2. Читаю: 1) В. И. Ленина, 2) Прочие книги, 3) Письма, которые получаю.

3. Помогаю по хозяйству: 1) Колю дрова, 2) Хожу за водой, 3) Растопляю печку, а когда спичек нет, то из искры (посредством фитиля и кремня) высекаю пламя.

4. Изучаю местные быт и нравы».

Глазков в марте ненадолго вырывается в Горький. Возвращаясь в Никольское, прямо с дороги он посылает родным два письма. Следующие письма, датированные концом июня, уже из Москвы. Впрочем, в ноябре Глазков еще заедет к матери в Никольское, но он уже не будет преподавать в школе. И напишет:

«Живу я в Никольском довольно хорошо. Два раза ездил на тачке в лес за дровами, помогаю, в чем могу, по хозяйству, остальное время уделяю творчеству и чтению».

И в другом письме:

«За последнее время молол на жерновах пшеницу, возил на санках картошку, переколол очень много дров».

Позже — в обычном юмористическом ключе и все-таки очень серьезно — Глазков подытожит свою работу в сельской школе:

Никогда ничего не хочу изменять,

Все равно ничего не получится,

Ибо умный научится и без меня,

А дурак и со мной не научится.

А интересно было бы все-таки повидать кого-либо из бывших учеников Глазкова, людей, которым сейчас за пятьдесят, и расспросить, что они помнят о своем учителе, непохожем на других учителей! Какой след оставило в их детских душах появление Глазкова в Никольском? Не случайно же в одной из открыток тех лет (от 19 марта 1943 года) читаем:

«Вчера пришел из Чернухи в Никольское. Сегодня приступил к занятиям. Ребята обрадовались, что я приехал. По-видимому, им без меня скучно».

Я познакомился с Глазковым уже после того, как он покинул сельскую школу, одолеваемый творческими замыслами, требовавшими воплощения. Он приобщал всех нас, его друзей, — каждого по-своему — к своим интересам и делам.

Коля рассказывал своим друзьям о знакомстве с Лилей Брик, показывал ее фотокарточку с теплой надписью. Она верила, что Николай Глазков будет большим поэтом.

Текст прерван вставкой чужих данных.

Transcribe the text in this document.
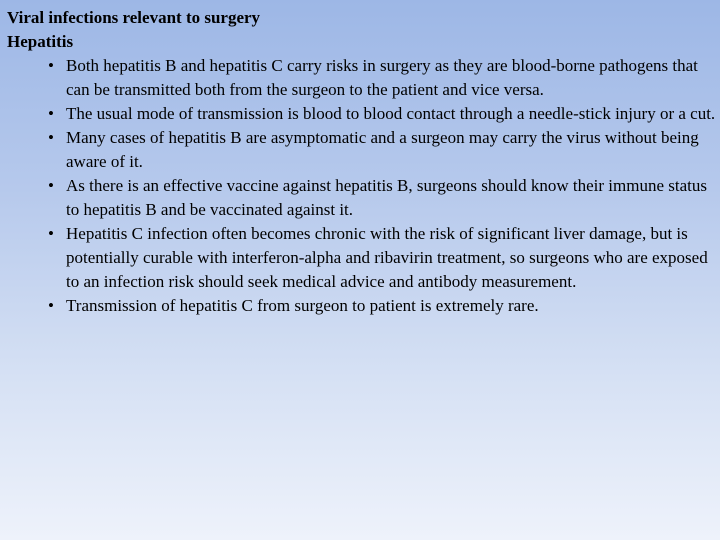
Viral infections relevant to surgery
Hepatitis
• Both hepatitis B and hepatitis C carry risks in surgery as they are blood-borne pathogens that can be transmitted both from the surgeon to the patient and vice versa.
• The usual mode of transmission is blood to blood contact through a needle-stick injury or a cut.
• Many cases of hepatitis B are asymptomatic and a surgeon may carry the virus without being aware of it.
• As there is an effective vaccine against hepatitis B, surgeons should know their immune status to hepatitis B and be vaccinated against it.
• Hepatitis C infection often becomes chronic with the risk of significant liver damage, but is potentially curable with interferon-alpha and ribavirin treatment, so surgeons who are exposed to an infection risk should seek medical advice and antibody measurement.
• Transmission of hepatitis C from surgeon to patient is extremely rare.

В эту зоревую пору Глазков, как подавляющее большинство молодых поэтов, был отчаянным максималистом. Если он что-то или кого-то не принимал, то уж полностью. Высказывания Глазкова были полны задора и азарта. «Его строки, — говорил Глазков об одном известном авторе, — напоминают растопыренные пальцы, которые никак не удается сжать в кулак!»

Молодость всегда склонна к гипертрофии, но — при всем при том — в ней уже ясно проглядывает (во всяком случае, у таких людей, как Глазков) неподвластная чему бы то ни было определенность мнений.

Мне с Глазковым доводилось бродить по Откосу, присутствовать на его причудливых поэтических выступлениях, но все же больше памятна жизнь, связанная с домом Надежды Николаевны Глазковой, с ежедневным существованием в двух тесных комнатках, с долгими вечерами, заполненными молодыми голосами, азартными спорами, стихами. Говорят, за сорок лет ничего в этих комнатах не изменилось, они — как музей нашей юности.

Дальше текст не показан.